If your application allows users to run queries, but you are unable in your application to easily prevent users from returning hundreds, even thousands of unnecessary rows of data they don’t need, consider using the TOP operator within the SELECT statement. This way, you can limit how may rows are returned, even if the user doesn’t enter any criteria to help reduce the number or rows returned to the client.
Avoid Using Cursors
Transact-SQL is designed to work best on result sets, not on individual records. That’s where cursors come into play. They allow you to process individual records. The only problem with individual record processing is that it is slow. Ideally, for high-performing SQL Server-based applications, cursors should be avoided.
If you need to perform row-by-row operations, try to find another method to perform the task. Some options are to perform row-by-row tasks at the client instead of the server, using tempdb tables at the server, or using a correlated sub-query.
Unfortunately, these are not always possible, and you have to use a cursor. If you find it impossible to avoid using cursors in your applications, then perhaps one of these suggestions will help.
SQL Server offers you several different types of cursors, each with its different performance characteristics. Always select the cursor with the least amount of overhead that has the features you need to accomplish your goals. The most efficient cursor you can choose is the fast forward-only cursor.
When using a server-side cursor, always try to fetch as small a result set as possible.
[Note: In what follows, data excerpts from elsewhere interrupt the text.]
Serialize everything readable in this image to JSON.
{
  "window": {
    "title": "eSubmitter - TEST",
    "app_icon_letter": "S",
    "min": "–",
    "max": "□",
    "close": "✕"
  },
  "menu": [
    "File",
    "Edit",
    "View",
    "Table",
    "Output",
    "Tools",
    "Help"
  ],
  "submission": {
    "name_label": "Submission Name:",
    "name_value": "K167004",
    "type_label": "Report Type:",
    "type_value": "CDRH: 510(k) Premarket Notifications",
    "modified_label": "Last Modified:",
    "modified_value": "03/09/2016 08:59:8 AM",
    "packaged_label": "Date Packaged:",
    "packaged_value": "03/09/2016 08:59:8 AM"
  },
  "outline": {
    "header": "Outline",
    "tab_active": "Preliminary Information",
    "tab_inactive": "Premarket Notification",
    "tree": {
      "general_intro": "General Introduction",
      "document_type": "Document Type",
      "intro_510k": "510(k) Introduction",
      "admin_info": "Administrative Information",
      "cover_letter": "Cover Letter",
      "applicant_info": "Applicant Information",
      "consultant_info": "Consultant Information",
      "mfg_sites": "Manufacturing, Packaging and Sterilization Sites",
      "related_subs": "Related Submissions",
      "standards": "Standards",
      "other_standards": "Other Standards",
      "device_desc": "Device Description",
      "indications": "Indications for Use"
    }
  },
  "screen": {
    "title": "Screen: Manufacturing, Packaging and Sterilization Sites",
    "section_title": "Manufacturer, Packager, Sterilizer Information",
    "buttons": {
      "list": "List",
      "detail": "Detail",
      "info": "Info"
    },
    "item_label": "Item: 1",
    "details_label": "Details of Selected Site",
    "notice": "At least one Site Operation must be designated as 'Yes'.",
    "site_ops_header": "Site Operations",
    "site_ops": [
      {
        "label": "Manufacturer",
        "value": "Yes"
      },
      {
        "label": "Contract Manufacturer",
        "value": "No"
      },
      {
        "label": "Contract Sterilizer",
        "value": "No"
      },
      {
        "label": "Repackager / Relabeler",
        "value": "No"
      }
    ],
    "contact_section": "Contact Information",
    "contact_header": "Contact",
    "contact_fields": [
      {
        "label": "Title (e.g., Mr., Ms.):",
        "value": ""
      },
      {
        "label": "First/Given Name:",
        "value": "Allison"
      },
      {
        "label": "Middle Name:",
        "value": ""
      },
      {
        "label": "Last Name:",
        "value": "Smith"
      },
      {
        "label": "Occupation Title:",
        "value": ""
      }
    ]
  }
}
This includes fetching only those rows and columns the client needs immediately. The smaller the cursor, no matter what type of server-side cursor it is, the fewer resources it will use, and performance will benefit.
When you are done using a cursor, don’t just CLOSE it, you must also DEALLOCATE it. Deallocation is required to free up the SQL Server resources used by the cursor. If you only CLOSE the cursor, locks are freed, but SQL Server resources are not. If you don’t DEALLOCATE your cursors, the resources used by the cursor will stay allocated, degrading the performance of your server until they are released.